From 2D to 3D: WS2/MoS2 heterostructure in-situ anchored on Ti3C2Tx MXene with enhanced ion/electron migration and sodium storage at −20 ℃

Abstract

Layered transition metal dichalcogenides (TMDs), featuring robust electrochemical activity, high capacity, and large interlayer spacing, have attracted widespread interest in research on sodium storage. However, the limitations in dynamics and structure expansion lead to degraded cycling life and rate capability, especially in cold climate with low temperatures. Generally, heterostructure engineering, combined with conductive matrix, gives a promise towards enhancing electronic transportation, accelerating ionic diffusion, and alleviating large structure change of layered TMDs upon sodium storage.
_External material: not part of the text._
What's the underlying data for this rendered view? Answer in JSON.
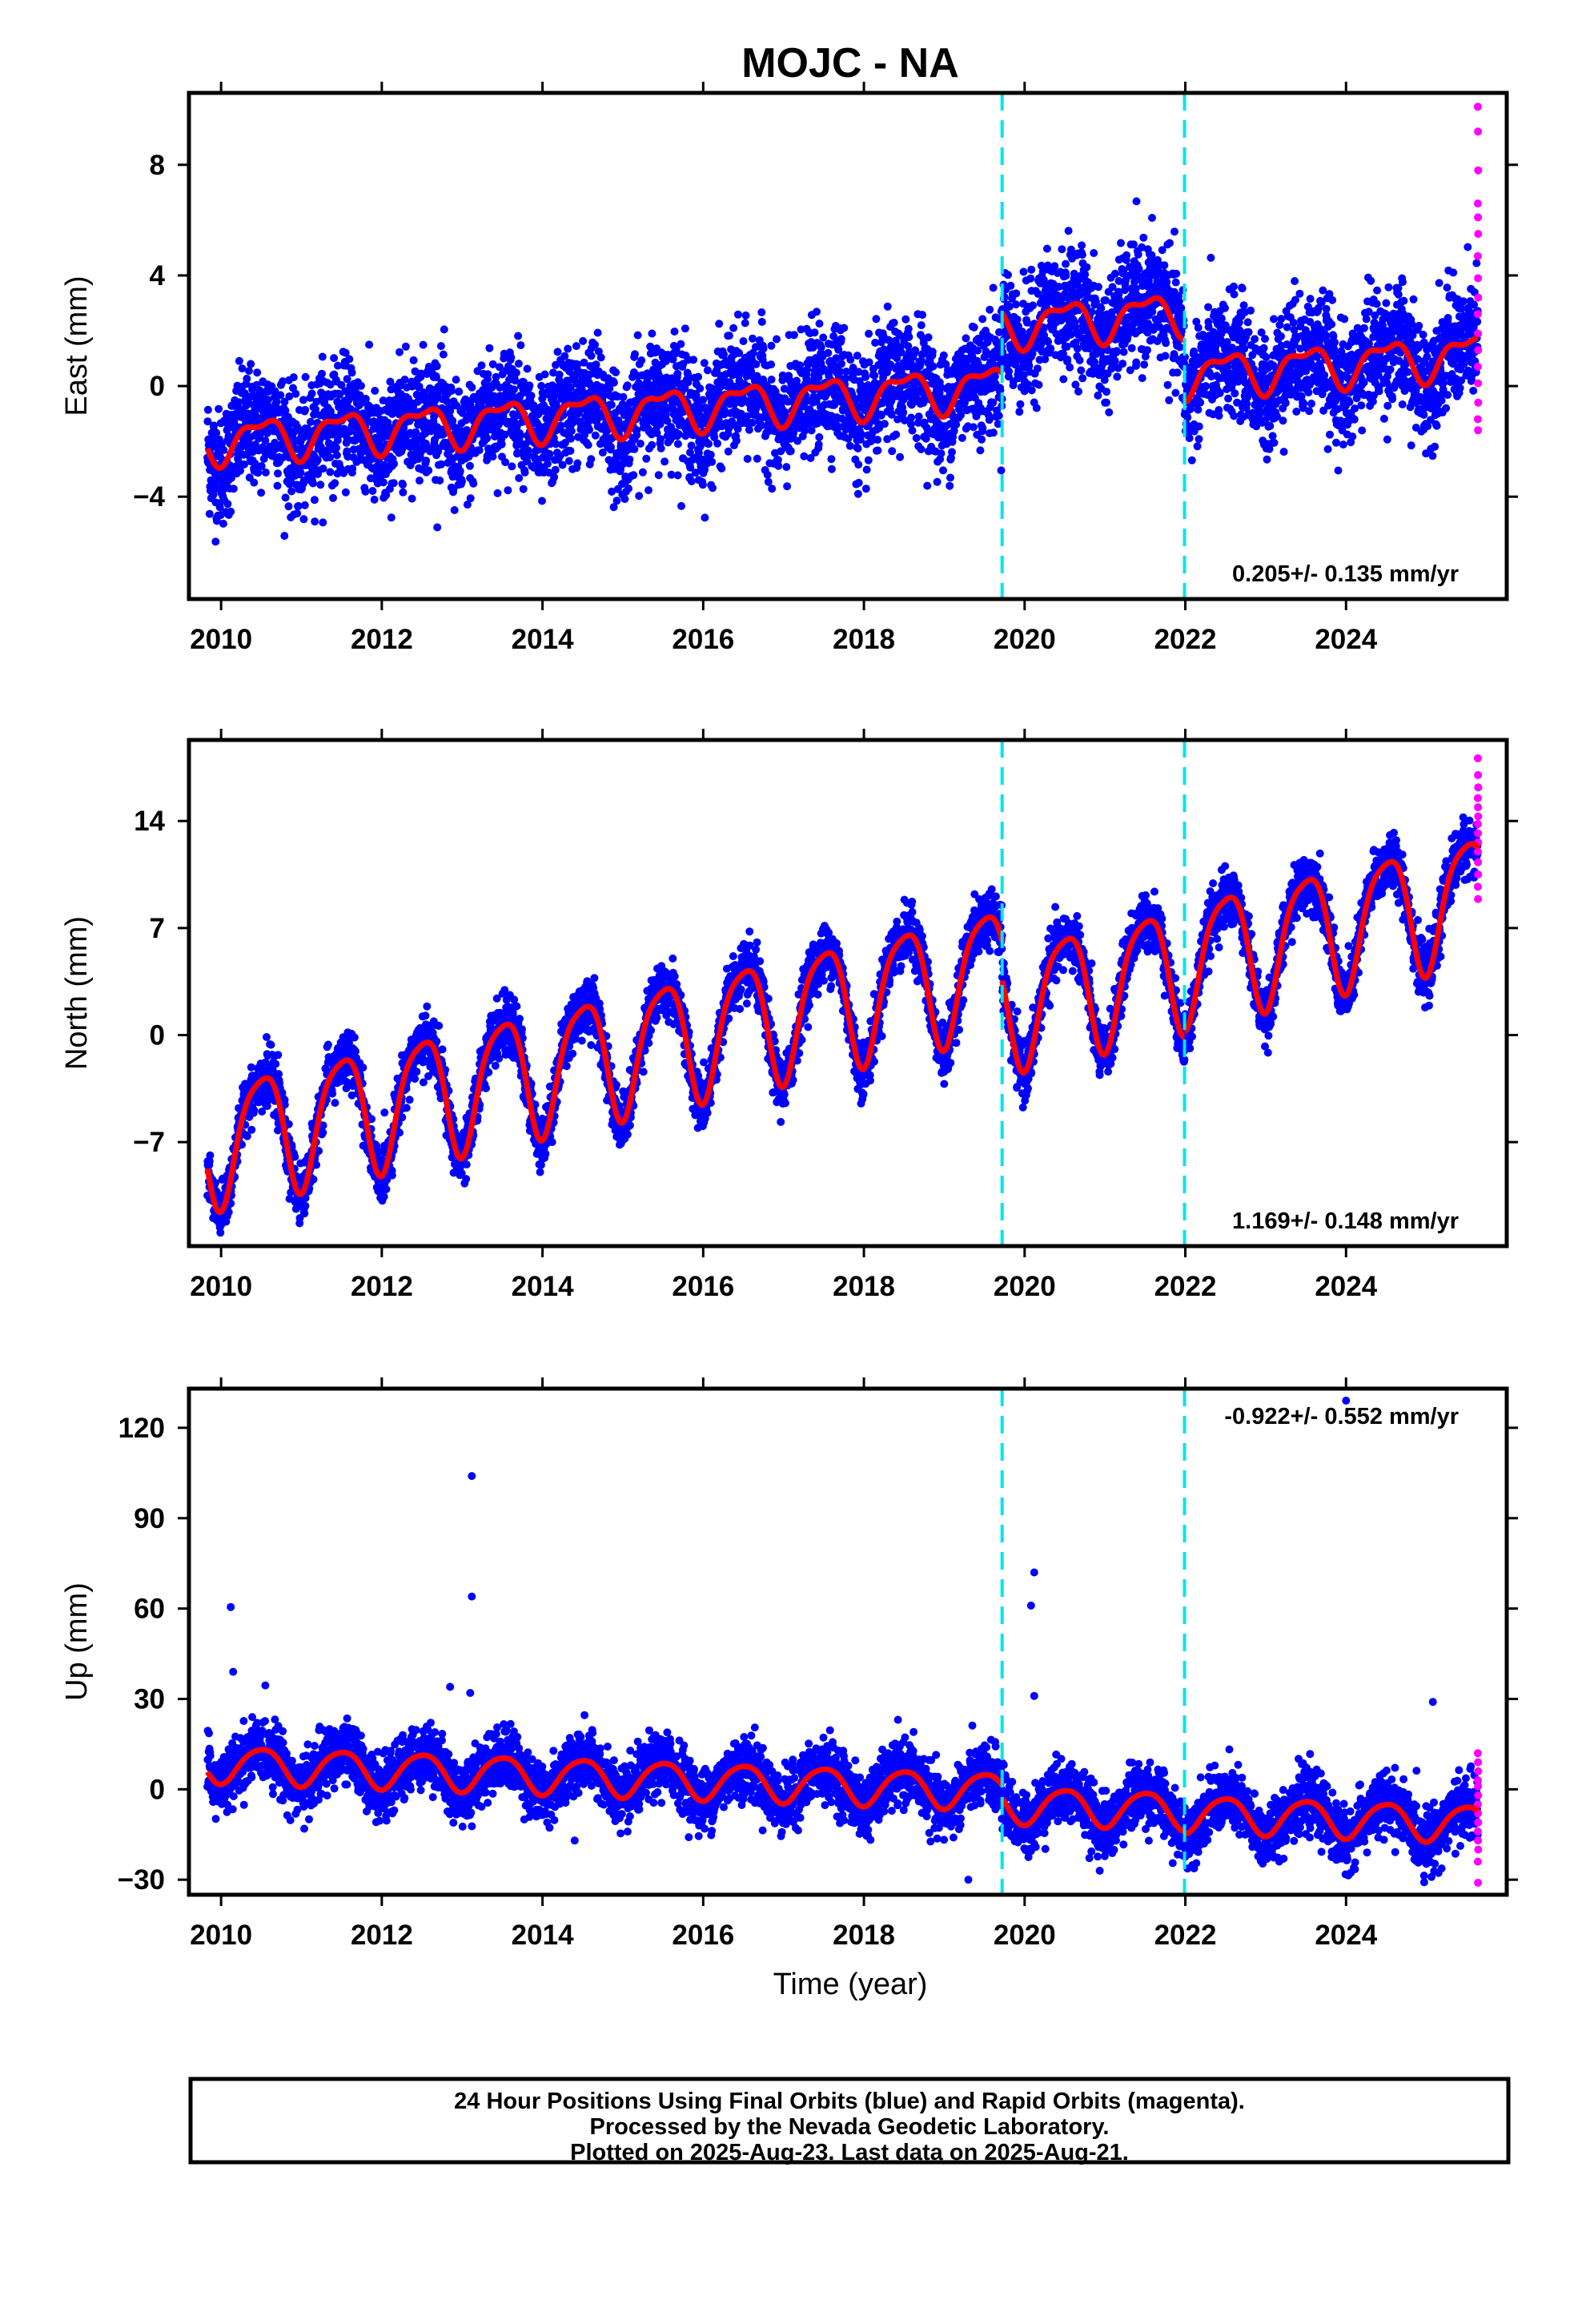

Herein, a robust WS2/MoS2 heterostructure, rendering ultrafast charge transfer, is presented, and further hybridization with layered conductive Ti3C2Tx MXene results in three-dimensional crosslinked nanoarchitectonics, leading to electrochemical performance at 25 °C and -20 °C, which shows only 0.03 % capacity degradation per cycle up to 2800 cycles at 2.0 A g−1 (25 °C). Strikingly, the desired WS2/MoS2/Ti3C2Tx exhibits a high capacity of 293.7 mAh g−1 (100 cycles) at 0.1 A g−1 even at −20 °C. Besides, density functional theory calculations further manifest the decreased sodium diffusion barrier and facilitated charge-transfer dynamics in the designed heterostructure with Ti3C2Tx. More importantly, this work not only represents the correlation between structure and performance for target electrode, but also provides a deep insight for the rational design of heterostructure/Ti3C2Tx MXene for next-generation high-performance electrode materials.